4672f8: mov %r12,%rsi
4672fb: mov %ebp,%edi
4672fd: mov $0xe4,%eax
467302: syscall
# ...
This is Intel x86-64 assembly.
We can see that some values are written into registers, which corresponds to setting up the parameters of the system call and indicating what system calls is being invoked (0xe4 is 228 in base 10 which is the system call ID of clock_gettime).
Then the syscall instruction is invoked, which will trigger the exception.
Once the kernel runs it will inspect the registers in question to determine what system call is being made and what are its parameters, and act accordingly.
Privilege Modes
Some CPU instructions are privileged, e.g., installing page tables or shutting down the CPU. We cannot let an application run them directly: imagine if an application could install a new page table, it would be able to map (hence, access) any part of the physical memory and the strong isolation we said was crucial to the computer’s security would be broken.

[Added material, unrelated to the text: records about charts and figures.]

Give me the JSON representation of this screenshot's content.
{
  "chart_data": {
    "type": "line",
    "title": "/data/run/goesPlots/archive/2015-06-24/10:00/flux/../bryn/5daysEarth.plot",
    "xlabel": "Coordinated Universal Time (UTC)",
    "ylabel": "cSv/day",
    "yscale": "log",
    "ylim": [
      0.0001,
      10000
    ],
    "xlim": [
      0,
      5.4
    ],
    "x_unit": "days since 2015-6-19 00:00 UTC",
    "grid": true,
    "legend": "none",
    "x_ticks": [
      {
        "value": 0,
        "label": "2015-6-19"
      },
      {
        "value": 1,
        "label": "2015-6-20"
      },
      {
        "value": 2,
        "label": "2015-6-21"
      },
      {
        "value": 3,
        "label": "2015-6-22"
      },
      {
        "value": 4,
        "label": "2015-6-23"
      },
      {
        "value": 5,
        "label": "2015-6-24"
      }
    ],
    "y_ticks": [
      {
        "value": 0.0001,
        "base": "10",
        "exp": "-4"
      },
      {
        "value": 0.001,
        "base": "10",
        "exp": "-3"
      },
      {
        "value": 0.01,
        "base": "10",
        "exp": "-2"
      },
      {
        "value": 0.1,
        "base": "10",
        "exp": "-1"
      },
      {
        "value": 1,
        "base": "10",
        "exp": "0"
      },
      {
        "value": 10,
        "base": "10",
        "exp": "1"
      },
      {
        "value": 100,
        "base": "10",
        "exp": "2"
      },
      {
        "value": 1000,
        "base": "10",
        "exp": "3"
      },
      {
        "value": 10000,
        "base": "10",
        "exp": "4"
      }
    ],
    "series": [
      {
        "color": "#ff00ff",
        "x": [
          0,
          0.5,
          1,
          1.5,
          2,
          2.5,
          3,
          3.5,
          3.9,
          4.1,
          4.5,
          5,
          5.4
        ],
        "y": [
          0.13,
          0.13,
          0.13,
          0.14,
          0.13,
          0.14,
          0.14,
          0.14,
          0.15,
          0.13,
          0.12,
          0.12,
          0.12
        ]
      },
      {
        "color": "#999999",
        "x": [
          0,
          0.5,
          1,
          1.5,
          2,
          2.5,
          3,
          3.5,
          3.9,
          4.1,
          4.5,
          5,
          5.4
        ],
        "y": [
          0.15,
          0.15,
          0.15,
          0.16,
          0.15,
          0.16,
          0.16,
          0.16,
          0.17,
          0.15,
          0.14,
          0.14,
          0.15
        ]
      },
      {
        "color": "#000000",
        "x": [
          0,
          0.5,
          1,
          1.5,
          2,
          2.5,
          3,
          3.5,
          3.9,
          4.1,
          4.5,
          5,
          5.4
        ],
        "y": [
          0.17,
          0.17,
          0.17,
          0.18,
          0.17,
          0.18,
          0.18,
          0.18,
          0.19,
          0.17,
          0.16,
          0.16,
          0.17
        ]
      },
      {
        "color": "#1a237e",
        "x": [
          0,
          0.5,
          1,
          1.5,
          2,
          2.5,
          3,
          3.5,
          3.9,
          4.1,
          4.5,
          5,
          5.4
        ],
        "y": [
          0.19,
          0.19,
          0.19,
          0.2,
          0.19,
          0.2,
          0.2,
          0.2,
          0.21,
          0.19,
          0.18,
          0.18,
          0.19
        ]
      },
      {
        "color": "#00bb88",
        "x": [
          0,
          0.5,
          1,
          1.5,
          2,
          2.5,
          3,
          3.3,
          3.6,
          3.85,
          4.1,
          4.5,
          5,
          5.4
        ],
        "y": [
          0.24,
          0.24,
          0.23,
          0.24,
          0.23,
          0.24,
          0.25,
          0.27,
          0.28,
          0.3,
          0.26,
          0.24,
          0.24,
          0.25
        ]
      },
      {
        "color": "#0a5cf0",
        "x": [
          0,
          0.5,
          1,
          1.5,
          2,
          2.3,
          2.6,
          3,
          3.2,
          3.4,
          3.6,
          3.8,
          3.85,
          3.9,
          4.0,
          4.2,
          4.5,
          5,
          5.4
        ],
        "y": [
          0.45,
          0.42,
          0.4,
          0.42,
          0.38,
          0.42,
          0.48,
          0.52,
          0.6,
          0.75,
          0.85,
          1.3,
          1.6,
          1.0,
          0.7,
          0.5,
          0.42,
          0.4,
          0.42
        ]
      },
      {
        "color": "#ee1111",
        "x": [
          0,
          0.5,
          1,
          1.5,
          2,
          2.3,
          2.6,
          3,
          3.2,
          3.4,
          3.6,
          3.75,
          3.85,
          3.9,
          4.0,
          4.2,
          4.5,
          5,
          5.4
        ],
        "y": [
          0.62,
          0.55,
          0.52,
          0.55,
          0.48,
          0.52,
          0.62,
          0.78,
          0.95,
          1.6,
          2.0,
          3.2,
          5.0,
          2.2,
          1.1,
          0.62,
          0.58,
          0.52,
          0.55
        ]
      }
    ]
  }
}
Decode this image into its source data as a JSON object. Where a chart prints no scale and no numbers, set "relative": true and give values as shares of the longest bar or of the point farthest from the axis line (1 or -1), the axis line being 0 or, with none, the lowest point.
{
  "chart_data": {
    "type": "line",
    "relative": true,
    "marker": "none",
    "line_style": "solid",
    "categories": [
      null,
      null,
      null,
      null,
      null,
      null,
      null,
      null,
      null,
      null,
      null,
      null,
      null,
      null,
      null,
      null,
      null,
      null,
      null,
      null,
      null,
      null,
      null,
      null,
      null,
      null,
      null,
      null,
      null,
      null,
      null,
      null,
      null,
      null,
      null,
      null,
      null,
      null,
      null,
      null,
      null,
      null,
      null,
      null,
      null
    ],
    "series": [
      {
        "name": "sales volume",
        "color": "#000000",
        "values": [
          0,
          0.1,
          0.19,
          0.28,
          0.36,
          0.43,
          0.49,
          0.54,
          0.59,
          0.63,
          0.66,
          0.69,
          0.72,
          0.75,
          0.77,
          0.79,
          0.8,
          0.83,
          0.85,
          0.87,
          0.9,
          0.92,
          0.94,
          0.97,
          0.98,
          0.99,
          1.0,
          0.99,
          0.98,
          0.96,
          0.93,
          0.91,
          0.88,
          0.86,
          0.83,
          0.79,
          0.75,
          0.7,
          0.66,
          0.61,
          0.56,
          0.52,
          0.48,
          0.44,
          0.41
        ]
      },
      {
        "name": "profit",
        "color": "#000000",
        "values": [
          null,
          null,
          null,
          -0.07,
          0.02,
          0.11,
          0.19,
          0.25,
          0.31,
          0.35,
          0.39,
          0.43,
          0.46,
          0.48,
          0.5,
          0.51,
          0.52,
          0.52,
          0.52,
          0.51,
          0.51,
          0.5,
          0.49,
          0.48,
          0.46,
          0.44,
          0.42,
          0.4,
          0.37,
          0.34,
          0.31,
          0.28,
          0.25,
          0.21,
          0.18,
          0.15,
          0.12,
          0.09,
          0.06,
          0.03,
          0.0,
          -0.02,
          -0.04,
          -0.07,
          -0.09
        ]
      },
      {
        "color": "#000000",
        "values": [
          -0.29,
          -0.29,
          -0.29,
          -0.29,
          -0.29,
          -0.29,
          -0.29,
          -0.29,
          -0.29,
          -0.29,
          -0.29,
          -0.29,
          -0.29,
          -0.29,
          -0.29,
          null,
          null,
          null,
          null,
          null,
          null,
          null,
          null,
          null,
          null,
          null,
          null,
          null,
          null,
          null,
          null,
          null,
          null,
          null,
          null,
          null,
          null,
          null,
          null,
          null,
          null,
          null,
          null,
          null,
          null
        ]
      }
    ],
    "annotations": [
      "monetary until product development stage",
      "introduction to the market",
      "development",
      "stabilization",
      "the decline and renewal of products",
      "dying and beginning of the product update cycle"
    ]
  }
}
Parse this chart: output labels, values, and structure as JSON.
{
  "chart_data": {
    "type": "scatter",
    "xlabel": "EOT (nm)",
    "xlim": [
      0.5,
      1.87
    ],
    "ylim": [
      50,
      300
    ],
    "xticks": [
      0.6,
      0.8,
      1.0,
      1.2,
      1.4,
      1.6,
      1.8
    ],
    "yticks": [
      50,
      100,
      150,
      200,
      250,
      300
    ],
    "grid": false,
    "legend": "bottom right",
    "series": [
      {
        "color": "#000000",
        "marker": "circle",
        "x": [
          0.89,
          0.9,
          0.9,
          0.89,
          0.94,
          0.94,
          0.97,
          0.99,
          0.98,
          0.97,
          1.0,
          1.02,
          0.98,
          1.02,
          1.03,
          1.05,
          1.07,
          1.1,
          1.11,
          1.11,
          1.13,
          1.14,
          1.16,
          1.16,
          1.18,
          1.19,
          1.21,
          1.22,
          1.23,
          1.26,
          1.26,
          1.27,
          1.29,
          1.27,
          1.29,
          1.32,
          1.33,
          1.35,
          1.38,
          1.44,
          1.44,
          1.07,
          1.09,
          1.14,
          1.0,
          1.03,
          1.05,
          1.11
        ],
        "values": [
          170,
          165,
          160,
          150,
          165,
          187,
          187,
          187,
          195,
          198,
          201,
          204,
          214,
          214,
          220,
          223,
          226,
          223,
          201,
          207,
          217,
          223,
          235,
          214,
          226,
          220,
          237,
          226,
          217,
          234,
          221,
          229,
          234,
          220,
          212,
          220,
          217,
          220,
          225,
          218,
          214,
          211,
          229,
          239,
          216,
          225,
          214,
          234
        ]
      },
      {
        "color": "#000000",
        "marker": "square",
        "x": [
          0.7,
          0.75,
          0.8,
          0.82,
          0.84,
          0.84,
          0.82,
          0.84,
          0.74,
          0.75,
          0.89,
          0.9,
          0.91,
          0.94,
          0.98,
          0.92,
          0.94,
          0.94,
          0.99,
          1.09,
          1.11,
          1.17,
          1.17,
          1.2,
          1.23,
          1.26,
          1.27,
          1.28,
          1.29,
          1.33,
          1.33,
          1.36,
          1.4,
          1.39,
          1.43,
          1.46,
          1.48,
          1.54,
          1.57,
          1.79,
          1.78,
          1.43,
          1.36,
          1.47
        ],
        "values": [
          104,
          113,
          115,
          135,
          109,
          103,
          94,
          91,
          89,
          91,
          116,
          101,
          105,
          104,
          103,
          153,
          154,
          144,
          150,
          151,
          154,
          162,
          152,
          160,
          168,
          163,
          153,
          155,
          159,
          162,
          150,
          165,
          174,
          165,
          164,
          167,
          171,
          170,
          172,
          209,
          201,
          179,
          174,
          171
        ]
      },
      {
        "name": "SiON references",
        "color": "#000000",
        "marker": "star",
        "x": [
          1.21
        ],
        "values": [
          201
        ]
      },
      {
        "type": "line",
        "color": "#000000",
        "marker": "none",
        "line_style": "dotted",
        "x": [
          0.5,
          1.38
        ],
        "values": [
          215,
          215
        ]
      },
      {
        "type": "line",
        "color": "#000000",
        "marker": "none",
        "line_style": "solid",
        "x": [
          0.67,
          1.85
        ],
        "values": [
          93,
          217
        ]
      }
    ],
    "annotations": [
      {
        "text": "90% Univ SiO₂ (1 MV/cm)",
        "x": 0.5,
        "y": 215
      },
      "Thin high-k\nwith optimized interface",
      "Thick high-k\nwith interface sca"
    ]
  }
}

Privilege modes ensure applications cannot execute these instructions. At any point in type the CPU runs in one of the two available privilege modes. More precisely:
- When applications run, the CPU is in user mode.
- When the kernel runs, the CPU in supervisor mode.
Privileged instructions can only be executed in supervisor mode, and they trigger an exception when executed in user mode. So if an application tries to install a new page table, the instruction for doing that will trap to the kernel which will likely kill the app.
On x86, these are implemented as protection rings: ring 0 for kernel (most privileged), ring 3 for user (less privileged). Rings 1 and 2 were used in x86-32 to run software that required some privileges (e.g. device drivers), but they were not used much and were dropped for x86-64 that only kept rings 0 and 3, i.e. supervisor and user modes.
x86’s rings can be illustrated as follows:
Other ISAs have very similar CPU privilege mechanisms.